Like all industries, technology has fundamentally changed the way wine is made, distributed, and marketed. The Trinchero Family Estates manufacturing facility depends on individuals who can program, operate, and maintain highly technical equipment. Its Lodi manufacturing facility alone produces 18 million cases per year with the capacity of producing more than 26 million. New capabilities are continually installed to produce and sustain the high quality of its wines at the speed the market demands.

But that’s not all Trinchero is looking for in future employees. In addition, to being able to invent, maintain, and sustain the technologies commonly used in the workplace, they want teachers to impart the so-called “soft skills” that employees need to be successful. As students increasingly find themselves competing with robots — and no longer only on routine tasks and low-skill jobs — teachers need to focus on the skills and competencies that have been central to the success of workers in the first place: creativity, problem-solving, negotiation, adaptability, critical thinking, working together, empathy and emotions, and cross-cultural communication.

The students and teachers were excited to see robotics and programming in a real-world situation. Many of students in the robotics course have their sights set on mechanical engineering and robotics careers, and many others haven’t decided yet what they are going to do.
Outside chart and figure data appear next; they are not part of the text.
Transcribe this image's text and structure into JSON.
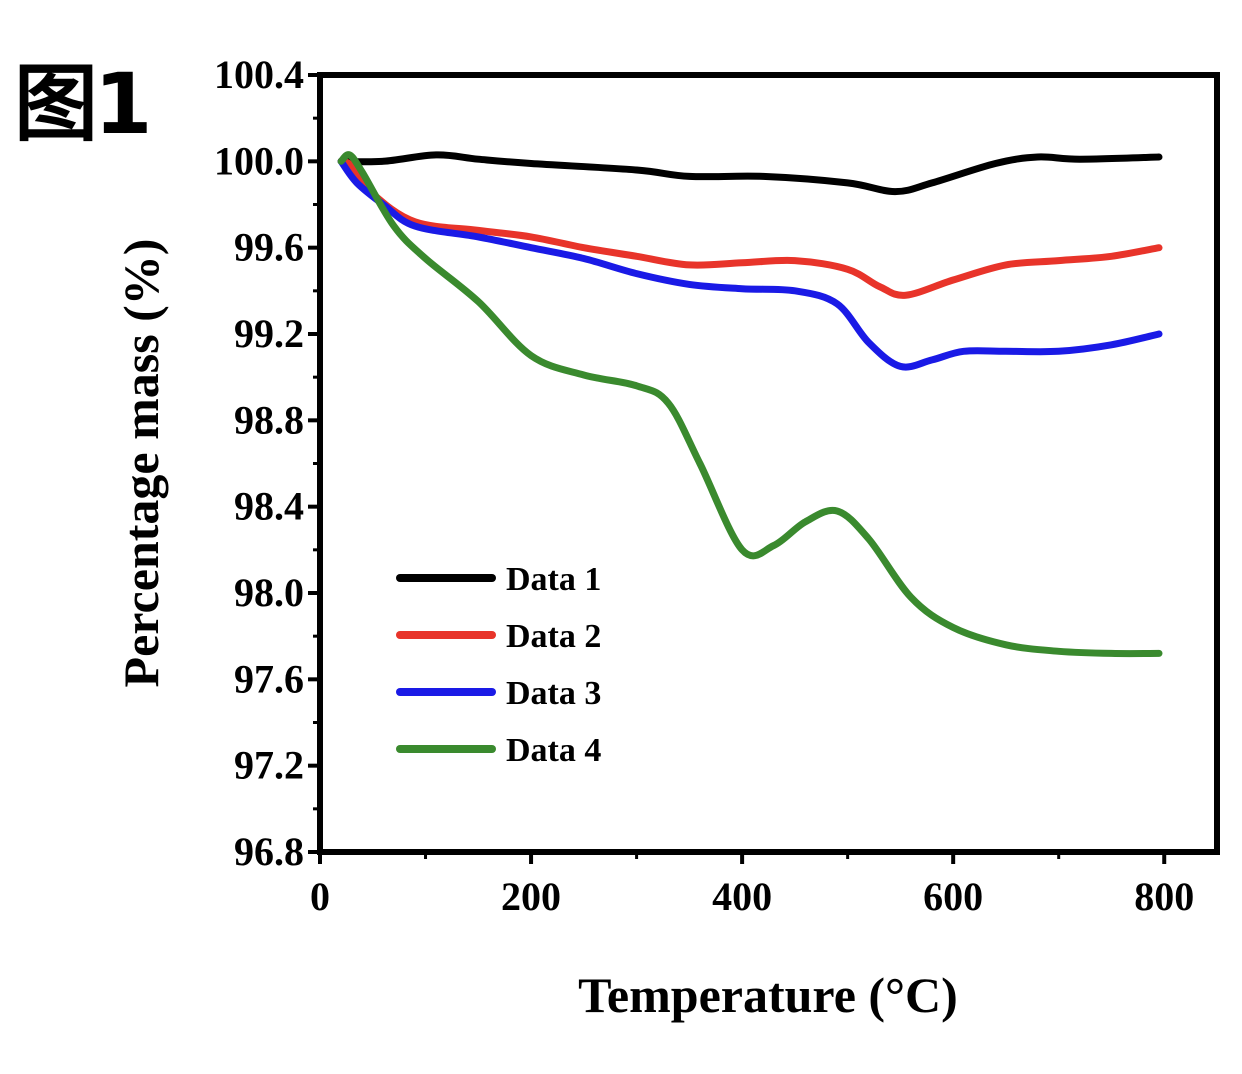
{
  "figure_label": "图1",
  "chart_data": {
    "type": "line",
    "title": "",
    "xlabel": "Temperature (°C)",
    "ylabel": "Percentage mass (%)",
    "xlim": [
      0,
      850
    ],
    "ylim": [
      96.8,
      100.4
    ],
    "xticks": [
      0,
      200,
      400,
      600,
      800
    ],
    "yticks": [
      96.8,
      97.2,
      97.6,
      98.0,
      98.4,
      98.8,
      99.2,
      99.6,
      100.0,
      100.4
    ],
    "xtick_labels": [
      "0",
      "200",
      "400",
      "600",
      "800"
    ],
    "ytick_labels": [
      "96.8",
      "97.2",
      "97.6",
      "98.0",
      "98.4",
      "98.8",
      "99.2",
      "99.6",
      "100.0",
      "100.4"
    ],
    "legend_position": "lower-left",
    "series": [
      {
        "name": "Data 1",
        "color": "#000000",
        "x": [
          20,
          60,
          110,
          150,
          200,
          300,
          350,
          420,
          500,
          545,
          580,
          640,
          680,
          720,
          795
        ],
        "y": [
          100.0,
          100.0,
          100.03,
          100.01,
          99.99,
          99.96,
          99.93,
          99.93,
          99.9,
          99.86,
          99.9,
          99.99,
          100.02,
          100.01,
          100.02
        ]
      },
      {
        "name": "Data 2",
        "color": "#e8342a",
        "x": [
          20,
          30,
          50,
          90,
          150,
          200,
          250,
          300,
          350,
          400,
          450,
          500,
          530,
          555,
          600,
          650,
          700,
          750,
          795
        ],
        "y": [
          100.0,
          99.98,
          99.85,
          99.72,
          99.68,
          99.65,
          99.6,
          99.56,
          99.52,
          99.53,
          99.54,
          99.5,
          99.42,
          99.38,
          99.45,
          99.52,
          99.54,
          99.56,
          99.6
        ]
      },
      {
        "name": "Data 3",
        "color": "#1a1ae6",
        "x": [
          20,
          35,
          60,
          90,
          150,
          200,
          250,
          300,
          350,
          400,
          450,
          490,
          520,
          550,
          580,
          610,
          650,
          700,
          750,
          795
        ],
        "y": [
          100.0,
          99.9,
          99.8,
          99.7,
          99.65,
          99.6,
          99.55,
          99.48,
          99.43,
          99.41,
          99.4,
          99.34,
          99.16,
          99.05,
          99.08,
          99.12,
          99.12,
          99.12,
          99.15,
          99.2
        ]
      },
      {
        "name": "Data 4",
        "color": "#3a8a2e",
        "x": [
          20,
          28,
          40,
          70,
          100,
          150,
          200,
          250,
          300,
          330,
          360,
          400,
          430,
          460,
          490,
          520,
          560,
          600,
          650,
          700,
          750,
          795
        ],
        "y": [
          100.0,
          100.03,
          99.95,
          99.7,
          99.55,
          99.35,
          99.1,
          99.01,
          98.96,
          98.88,
          98.6,
          98.2,
          98.22,
          98.33,
          98.38,
          98.25,
          97.98,
          97.84,
          97.76,
          97.73,
          97.72,
          97.72
        ]
      }
    ]
  }
}
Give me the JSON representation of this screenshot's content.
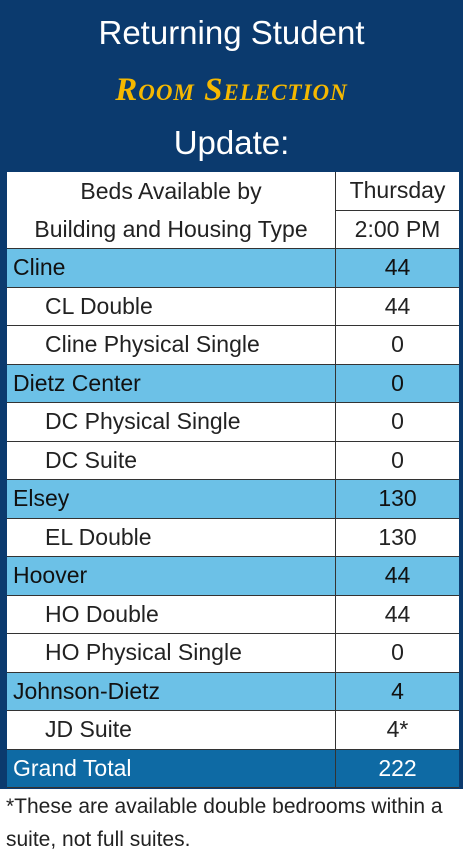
{
  "header": {
    "line1": "Returning Student",
    "line2": "Room Selection",
    "line3": "Update:"
  },
  "table": {
    "columns": [
      [
        "Beds Available by",
        "Building and Housing Type"
      ],
      [
        "Thursday",
        "2:00 PM"
      ]
    ],
    "rows": [
      {
        "kind": "group",
        "label": "Cline",
        "value": 44
      },
      {
        "kind": "sub",
        "label": "CL Double",
        "value": 44
      },
      {
        "kind": "sub",
        "label": "Cline Physical Single",
        "value": 0
      },
      {
        "kind": "group",
        "label": "Dietz Center",
        "value": 0
      },
      {
        "kind": "sub",
        "label": "DC Physical Single",
        "value": 0
      },
      {
        "kind": "sub",
        "label": "DC Suite",
        "value": 0
      },
      {
        "kind": "group",
        "label": "Elsey",
        "value": 130
      },
      {
        "kind": "sub",
        "label": "EL Double",
        "value": 130
      },
      {
        "kind": "group",
        "label": "Hoover",
        "value": 44
      },
      {
        "kind": "sub",
        "label": "HO Double",
        "value": 44
      },
      {
        "kind": "sub",
        "label": "HO Physical Single",
        "value": 0
      },
      {
        "kind": "group",
        "label": "Johnson-Dietz",
        "value": 4
      },
      {
        "kind": "sub",
        "label": "JD Suite",
        "value": "4*"
      },
      {
        "kind": "total",
        "label": "Grand Total",
        "value": 222
      }
    ]
  },
  "footnote": "*These are available double bedrooms within a suite, not full suites."
}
Trinchero Family Estates provided an the occasion that inspired and helped students to re-imagine their career paths here in Napa Valley.

Students-visit-lab
Students visit lab

Why it’s important for students and teachers to partner with local businesses

Many jobs open now — and even more in the future — require engineering and computing skills. Students in middle school and high school have worked hard and they are ready to see what they are working towards. They have enough knowledge at this point in their education to understand how it all comes together. Exposure to work situations helps them to gain and sustain the long term drive required to stay with their education.

Furthermore, teachers need to see what today’s careers are demanding in the workplace. There should be a strong emphasis on aligning curriculum with career-readiness standards. Not only must teachers help prepare students for the future, but also administrators, including principals, superintendents and school boards, must be supportive through policy implementation and community partnerships. Field trips like the one to Trinchero connect educators with business leaders to better understand the transition from the school environment to the work environment.

The teachers on the trip readily admitted how surprised they were by the breadth of Trinchero’s operations. The facility is like an Amazon distribution warehouse; it’s incredibly efficient, with high-speed manufacturing, robots and autonomous vehicles transporting wine to and from trucks. The students and teachers also visited the lab to see how biology and chemistry are applied to test the wines. Overall, the visit was a way to see the connection between classroom science and its application in the real-world.

Kent Mann, vice president of operations at Trinchero Family Estates summed it up nicely, “We hope the students came away understanding the complexity it takes to deliver wine to our customers — from chemistry and biology monitors that ensure the quality of the wine, to programming and robotics to keep the line moving.
We applaud the work that NapaLearns is doing to expand the C-STEM robotics program into more of our schools and to expose students to the careers that are open here. We are proud to use the best equipment and hire the best people. Approximately 90% of that equipment comes from outside of Napa Valley. Let’s not have 90% of our employees come from outside, too.”